Russia managed to garner only four votes -- from China, South Africa, Equatorial Guinea, and the Dominican Republic -- out of the nine it needed from the 15-member council.
The United States and five other countries -- France, Germany, Britain, Belgium, and Poland -- voted against and four other countries --
Indonesia, Ivory Coast, Kuwait and Peru -- abstained.
The May 20 vote was held on the same day that Ukraine's new president, Volodymyr Zelenskiy, was sworn in.
Jonathan Cohen, the acting U.S. ambassador, called Moscow's request "a clear attempt by Russia to distract from the peaceful, democratic transfer of power happening today in Ukraine."
France's ambassador to the UN, Francois Delattre, told the council ahead of the vote that the Russian move was "not intended to have a constructive discussion" but to "put the new president of Ukraine in the worst light."
Ukraine's parliament, the Verkhovna Rada, passed the law in April.
Under the new legislation, Ukrainian-language TV and radio programming is increased and all citizens have the obligation to speak Ukrainian, which becomes compulsory for civil servants, doctors, teachers, and lawyers, under the threat of fines.
Russian, which is also widely spoken in the country, is permitted in personal communications.

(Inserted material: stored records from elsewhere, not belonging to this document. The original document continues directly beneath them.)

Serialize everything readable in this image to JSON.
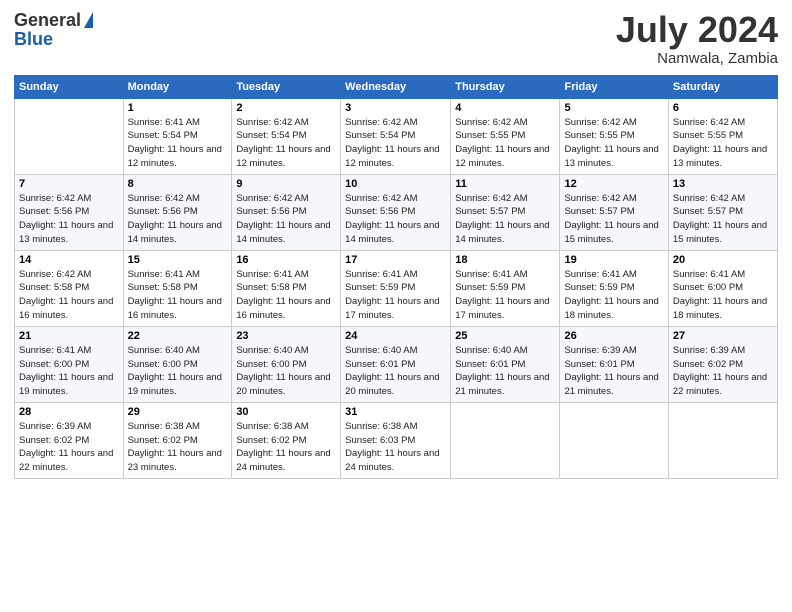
{
  "logo": {
    "line1": "General",
    "line2": "Blue"
  },
  "header": {
    "month": "July 2024",
    "location": "Namwala, Zambia"
  },
  "weekdays": [
    "Sunday",
    "Monday",
    "Tuesday",
    "Wednesday",
    "Thursday",
    "Friday",
    "Saturday"
  ],
  "weeks": [
    [
      {
        "day": "",
        "sunrise": "",
        "sunset": "",
        "daylight": ""
      },
      {
        "day": "1",
        "sunrise": "Sunrise: 6:41 AM",
        "sunset": "Sunset: 5:54 PM",
        "daylight": "Daylight: 11 hours and 12 minutes."
      },
      {
        "day": "2",
        "sunrise": "Sunrise: 6:42 AM",
        "sunset": "Sunset: 5:54 PM",
        "daylight": "Daylight: 11 hours and 12 minutes."
      },
      {
        "day": "3",
        "sunrise": "Sunrise: 6:42 AM",
        "sunset": "Sunset: 5:54 PM",
        "daylight": "Daylight: 11 hours and 12 minutes."
      },
      {
        "day": "4",
        "sunrise": "Sunrise: 6:42 AM",
        "sunset": "Sunset: 5:55 PM",
        "daylight": "Daylight: 11 hours and 12 minutes."
      },
      {
        "day": "5",
        "sunrise": "Sunrise: 6:42 AM",
        "sunset": "Sunset: 5:55 PM",
        "daylight": "Daylight: 11 hours and 13 minutes."
      },
      {
        "day": "6",
        "sunrise": "Sunrise: 6:42 AM",
        "sunset": "Sunset: 5:55 PM",
        "daylight": "Daylight: 11 hours and 13 minutes."
      }
    ],
    [
      {
        "day": "7",
        "sunrise": "Sunrise: 6:42 AM",
        "sunset": "Sunset: 5:56 PM",
        "daylight": "Daylight: 11 hours and 13 minutes."
      },
      {
        "day": "8",
        "sunrise": "Sunrise: 6:42 AM",
        "sunset": "Sunset: 5:56 PM",
        "daylight": "Daylight: 11 hours and 14 minutes."
      },
      {
        "day": "9",
        "sunrise": "Sunrise: 6:42 AM",
        "sunset": "Sunset: 5:56 PM",
        "daylight": "Daylight: 11 hours and 14 minutes."
      },
      {
        "day": "10",
        "sunrise": "Sunrise: 6:42 AM",
        "sunset": "Sunset: 5:56 PM",
        "daylight": "Daylight: 11 hours and 14 minutes."
      },
      {
        "day": "11",
        "sunrise": "Sunrise: 6:42 AM",
        "sunset": "Sunset: 5:57 PM",
        "daylight": "Daylight: 11 hours and 14 minutes."
      },
      {
        "day": "12",
        "sunrise": "Sunrise: 6:42 AM",
        "sunset": "Sunset: 5:57 PM",
        "daylight": "Daylight: 11 hours and 15 minutes."
      },
      {
        "day": "13",
        "sunrise": "Sunrise: 6:42 AM",
        "sunset": "Sunset: 5:57 PM",
        "daylight": "Daylight: 11 hours and 15 minutes."
      }
    ],
    [
      {
        "day": "14",
        "sunrise": "Sunrise: 6:42 AM",
        "sunset": "Sunset: 5:58 PM",
        "daylight": "Daylight: 11 hours and 16 minutes."
      },
      {
        "day": "15",
        "sunrise": "Sunrise: 6:41 AM",
        "sunset": "Sunset: 5:58 PM",
        "daylight": "Daylight: 11 hours and 16 minutes."
      },
      {
        "day": "16",
        "sunrise": "Sunrise: 6:41 AM",
        "sunset": "Sunset: 5:58 PM",
        "daylight": "Daylight: 11 hours and 16 minutes."
      },
      {
        "day": "17",
        "sunrise": "Sunrise: 6:41 AM",
        "sunset": "Sunset: 5:59 PM",
        "daylight": "Daylight: 11 hours and 17 minutes."
      },
      {
        "day": "18",
        "sunrise": "Sunrise: 6:41 AM",
        "sunset": "Sunset: 5:59 PM",
        "daylight": "Daylight: 11 hours and 17 minutes."
      },
      {
        "day": "19",
        "sunrise": "Sunrise: 6:41 AM",
        "sunset": "Sunset: 5:59 PM",
        "daylight": "Daylight: 11 hours and 18 minutes."
      },
      {
        "day": "20",
        "sunrise": "Sunrise: 6:41 AM",
        "sunset": "Sunset: 6:00 PM",
        "daylight": "Daylight: 11 hours and 18 minutes."
      }
    ],
    [
      {
        "day": "21",
        "sunrise": "Sunrise: 6:41 AM",
        "sunset": "Sunset: 6:00 PM",
        "daylight": "Daylight: 11 hours and 19 minutes."
      },
      {
        "day": "22",
        "sunrise": "Sunrise: 6:40 AM",
        "sunset": "Sunset: 6:00 PM",
        "daylight": "Daylight: 11 hours and 19 minutes."
      },
      {
        "day": "23",
        "sunrise": "Sunrise: 6:40 AM",
        "sunset": "Sunset: 6:00 PM",
        "daylight": "Daylight: 11 hours and 20 minutes."
      },
      {
        "day": "24",
        "sunrise": "Sunrise: 6:40 AM",
        "sunset": "Sunset: 6:01 PM",
        "daylight": "Daylight: 11 hours and 20 minutes."
      },
      {
        "day": "25",
        "sunrise": "Sunrise: 6:40 AM",
        "sunset": "Sunset: 6:01 PM",
        "daylight": "Daylight: 11 hours and 21 minutes."
      },
      {
        "day": "26",
        "sunrise": "Sunrise: 6:39 AM",
        "sunset": "Sunset: 6:01 PM",
        "daylight": "Daylight: 11 hours and 21 minutes."
      },
      {
        "day": "27",
        "sunrise": "Sunrise: 6:39 AM",
        "sunset": "Sunset: 6:02 PM",
        "daylight": "Daylight: 11 hours and 22 minutes."
      }
    ],
    [
      {
        "day": "28",
        "sunrise": "Sunrise: 6:39 AM",
        "sunset": "Sunset: 6:02 PM",
        "daylight": "Daylight: 11 hours and 22 minutes."
      },
      {
        "day": "29",
        "sunrise": "Sunrise: 6:38 AM",
        "sunset": "Sunset: 6:02 PM",
        "daylight": "Daylight: 11 hours and 23 minutes."
      },
      {
        "day": "30",
        "sunrise": "Sunrise: 6:38 AM",
        "sunset": "Sunset: 6:02 PM",
        "daylight": "Daylight: 11 hours and 24 minutes."
      },
      {
        "day": "31",
        "sunrise": "Sunrise: 6:38 AM",
        "sunset": "Sunset: 6:03 PM",
        "daylight": "Daylight: 11 hours and 24 minutes."
      },
      {
        "day": "",
        "sunrise": "",
        "sunset": "",
        "daylight": ""
      },
      {
        "day": "",
        "sunrise": "",
        "sunset": "",
        "daylight": ""
      },
      {
        "day": "",
        "sunrise": "",
        "sunset": "",
        "daylight": ""
      }
    ]
  ]
}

Russian Ambassador Vasily Nebenzya said that the Russian language was being "pushed out" of Ukraine and accused the council of "censorship."
He said that the vote to refuse the meeting was "a blatant demonstration of double standards" by members who approved other meetings.
Ukrainian Ambassador Volodymyr Yelchenko said it was "not a coincidence" that Russia had asked for the council to meet on the day of Zelenskiy's inauguration.
Zelenskiy said after his inauguration that his main goal was to bring peace to eastern Ukraine.
Russia seized control of Ukraine's Crimean Peninsula in 2014 and fomented unrest in eastern Ukraine, where the conflict between government forces and Moscow-backed separatists has killed some 13,000 people and continues despite a cease-fire and peace deal known as the Minsk accords.
Moscow's attempt "to send a very powerful message to the new leader from the Security Council" ended up instead being a message for Russia, Yelchenko said.